Luego el tuerto se removió, se tapó con una manta hasta el cogote y dijo: nuestro comandante se llamaba Korolenko y también murió aquel mismo día. Entonces, a una velocidad supersónica, Ansky imaginó a Verbitsky y a Korolenko, vio a Korolenko burlándose de Verbitsky, escuchó las palabras que Korolenko decía a espaldas de Verbitsky, entró en los pensamientos nocturnos de Verbitsky, en los deseos de Korolenko, en las vagas y cambiantes esperanzas de ambos, en sus convicciones y en sus cabalgatas, en los bosques que dejaban atrás y en las tierras inundadas que cruzaban, en los ruidos de las noches al raso y en las conversaciones ininteligibles de los soldados por las mañanas, antes de volver a montar.

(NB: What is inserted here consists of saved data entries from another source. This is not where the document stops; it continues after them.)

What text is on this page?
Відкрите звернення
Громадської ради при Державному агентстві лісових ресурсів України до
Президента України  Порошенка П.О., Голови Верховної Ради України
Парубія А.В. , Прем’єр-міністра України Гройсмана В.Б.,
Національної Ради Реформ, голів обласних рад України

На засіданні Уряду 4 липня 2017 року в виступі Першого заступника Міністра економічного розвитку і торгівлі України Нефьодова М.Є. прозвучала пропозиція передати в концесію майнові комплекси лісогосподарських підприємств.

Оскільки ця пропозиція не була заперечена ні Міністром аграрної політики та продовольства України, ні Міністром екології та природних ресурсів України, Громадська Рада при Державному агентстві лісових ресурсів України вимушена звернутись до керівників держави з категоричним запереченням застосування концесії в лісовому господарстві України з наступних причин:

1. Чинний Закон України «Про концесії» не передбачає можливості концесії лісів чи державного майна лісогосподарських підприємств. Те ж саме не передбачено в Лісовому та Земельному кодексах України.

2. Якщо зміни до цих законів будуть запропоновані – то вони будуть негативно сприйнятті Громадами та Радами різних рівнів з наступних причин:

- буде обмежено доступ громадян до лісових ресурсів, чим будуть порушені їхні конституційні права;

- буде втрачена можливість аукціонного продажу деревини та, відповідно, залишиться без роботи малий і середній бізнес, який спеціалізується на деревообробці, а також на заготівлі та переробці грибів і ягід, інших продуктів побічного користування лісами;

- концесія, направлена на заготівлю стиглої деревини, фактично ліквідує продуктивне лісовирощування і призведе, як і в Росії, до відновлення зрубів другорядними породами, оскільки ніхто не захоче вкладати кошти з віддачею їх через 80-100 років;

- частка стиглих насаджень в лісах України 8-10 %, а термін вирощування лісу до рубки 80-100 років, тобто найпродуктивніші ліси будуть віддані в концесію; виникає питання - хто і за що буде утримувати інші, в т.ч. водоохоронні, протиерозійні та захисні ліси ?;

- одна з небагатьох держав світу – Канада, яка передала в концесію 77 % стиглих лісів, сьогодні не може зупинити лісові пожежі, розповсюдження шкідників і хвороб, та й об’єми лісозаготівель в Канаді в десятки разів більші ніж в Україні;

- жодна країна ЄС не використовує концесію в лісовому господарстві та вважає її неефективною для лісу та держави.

Vio aldeas y tierras de labranza, vio iglesias y humaredas inciertas que se levantaban en el horizonte, hasta llegar al día en que ambos murieron, Verbitsky y Korolenko, un día perfectamente gris, totalmente gris, absolutamente gris, como si una nube de mil kilómetros de largo hubiera pasado por aquellas tierras, sin detenerse, interminable.

En ese momento, que no alcanzó a durar ni un segundo, Ansky decidió que no quería ser soldado, pero también en ese momento el suboficial de la oficina del ejército le extendió un papel y le dijo que firmara. Ya era un soldado.

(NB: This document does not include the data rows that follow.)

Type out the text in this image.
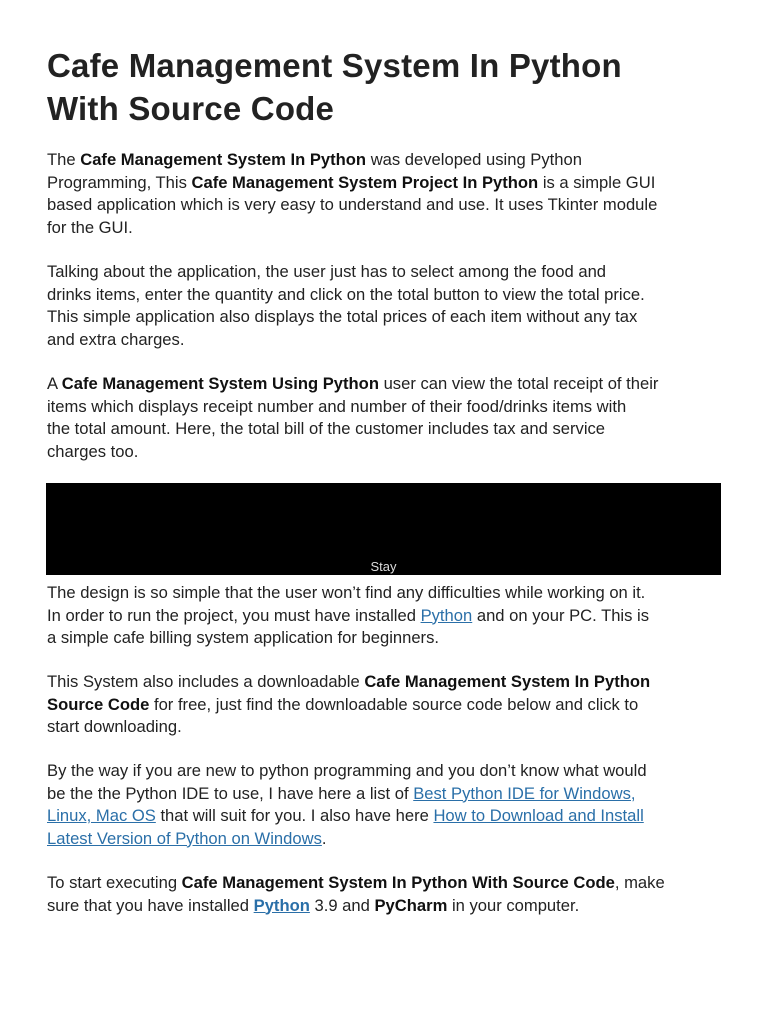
Cafe Management System In Python
With Source Code
The Cafe Management System In Python was developed using Python
Programming, This Cafe Management System Project In Python is a simple GUI
based application which is very easy to understand and use. It uses Tkinter module
for the GUI.
Talking about the application, the user just has to select among the food and
drinks items, enter the quantity and click on the total button to view the total price.
This simple application also displays the total prices of each item without any tax
and extra charges.
A Cafe Management System Using Python user can view the total receipt of their
items which displays receipt number and number of their food/drinks items with
the total amount. Here, the total bill of the customer includes tax and service
charges too.
Stay
The design is so simple that the user won’t find any difficulties while working on it.
In order to run the project, you must have installed Python and on your PC. This is
a simple cafe billing system application for beginners.
This System also includes a downloadable Cafe Management System In Python
Source Code for free, just find the downloadable source code below and click to
start downloading.
By the way if you are new to python programming and you don’t know what would
be the the Python IDE to use, I have here a list of Best Python IDE for Windows,
Linux, Mac OS that will suit for you. I also have here How to Download and Install
Latest Version of Python on Windows.
To start executing Cafe Management System In Python With Source Code, make
sure that you have installed Python 3.9 and PyCharm in your computer.
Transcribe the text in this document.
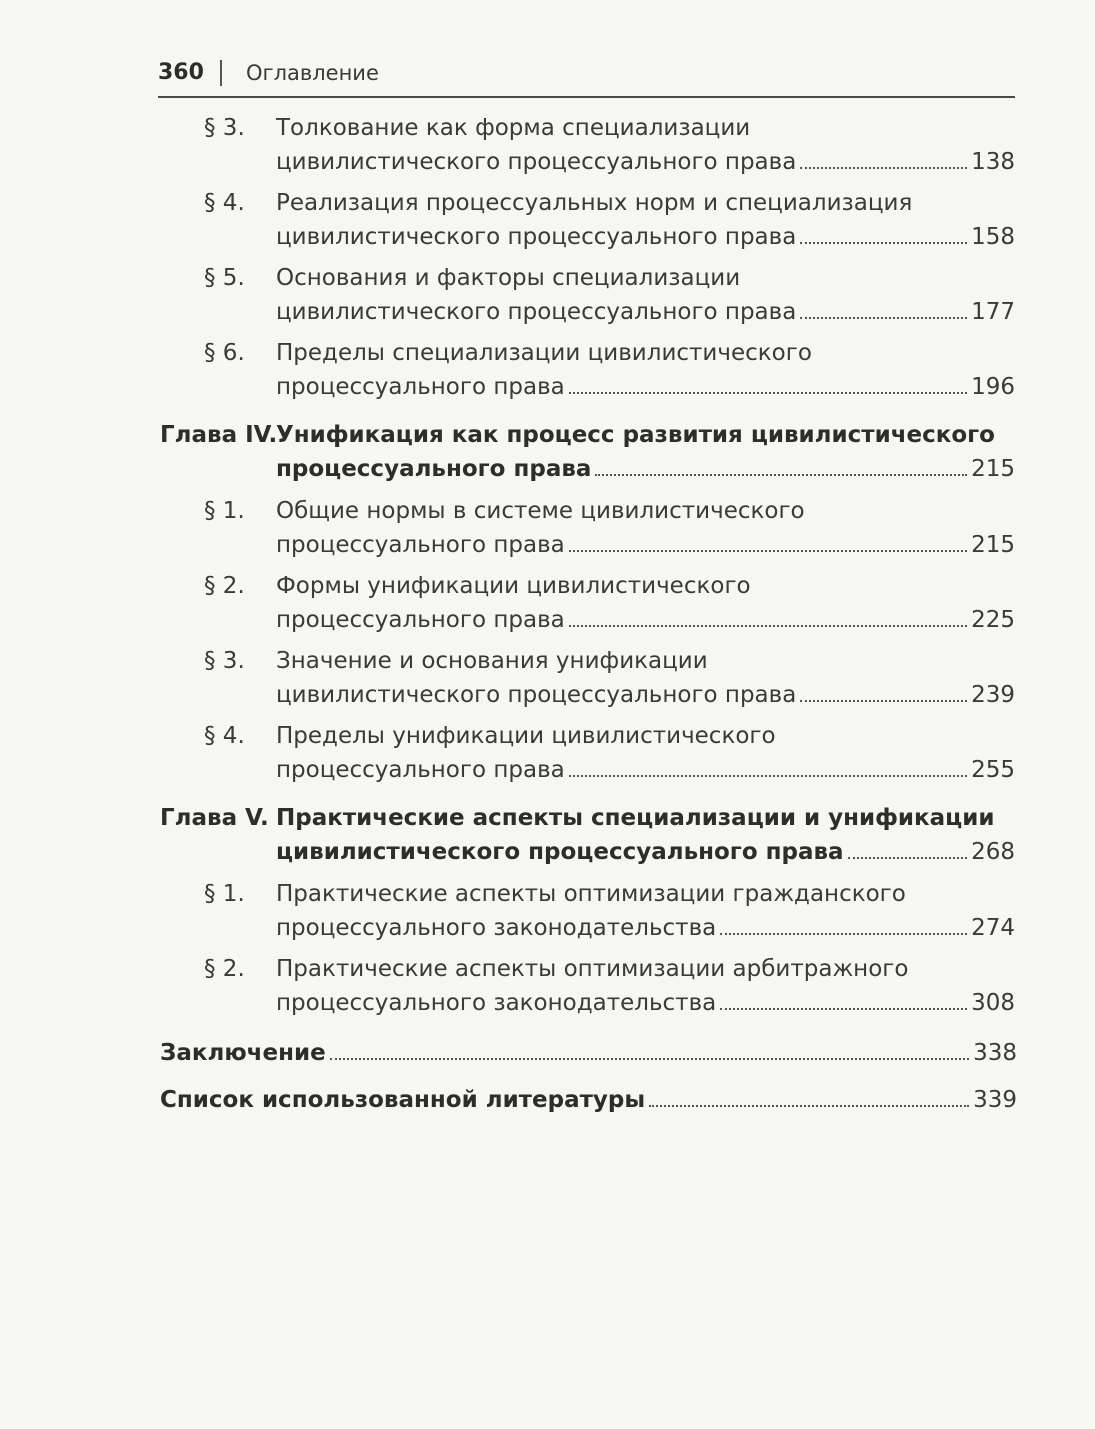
360 Оглавление
§ 3. Толкование как форма специализации
цивилистического процессуального права	138
§ 4. Реализация процессуальных норм и специализация
цивилистического процессуального права	158
§ 5. Основания и факторы специализации
цивилистического процессуального права	177
§ 6. Пределы специализации цивилистического
процессуального права	196
Глава IV.
Унификация как процесс развития цивилистического
процессуального права	215
§ 1. Общие нормы в системе цивилистического
процессуального права	215
§ 2. Формы унификации цивилистического
процессуального права	225
§ 3. Значение и основания унификации
цивилистического процессуального права	239
§ 4. Пределы унификации цивилистического
процессуального права	255
Глава V. Практические аспекты специализации и унификации
цивилистического процессуального права	268
§ 1. Практические аспекты оптимизации гражданского
процессуального законодательства	274
§ 2. Практические аспекты оптимизации арбитражного
процессуального законодательства	308
Заключение	338
Список использованной литературы	339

Los siguientes tres años se los pasó viajando. Estuvo en Siberia y en las minas de plomo de Norilsk y recorrió la cuenca del Tunguska escoltando a técnicos de Omsk que buscaban yacimientos de carbón y estuvo en Yakutsk y ascendió por el Lena hasta el océano Glacial Ártico, más allá del círculo polar, y acompañó a un grupo de ingenieros y a un médico neurólogo hasta las islas de Nueva Siberia en donde dos de los ingenieros se volvieron locos, uno de ellos en la variante de loco pacífico, pero el otro en la variante de loco peligroso, a quien tuvieron que liquidar allí mismo por indicación del neurólogo, que explicó que esa clase de locos no tenía remedio, menos aún en medio de la blancura de aquel paisaje que enceguecía o disturbaba la mente, y luego estuvo en el mar de Ojotsk con un destacamento de intendencia que llevaba suministros a un destacamento de exploradores perdidos, pero el destacamento de intendencia, al cabo de pocos días, también se perdió y terminaron comiéndose ellos las provisiones de los exploradores y luego estuvo en un hospital de Vladivostok y luego en Amur y luego conoció las riberas del lago Baikal, adonde llegaban miles de pájaros, y la ciudad de Irkutsk y finalmente estuvo persiguiendo bandidos en Kazajastán, antes de volver a Moscú y dedicarse a otros asuntos.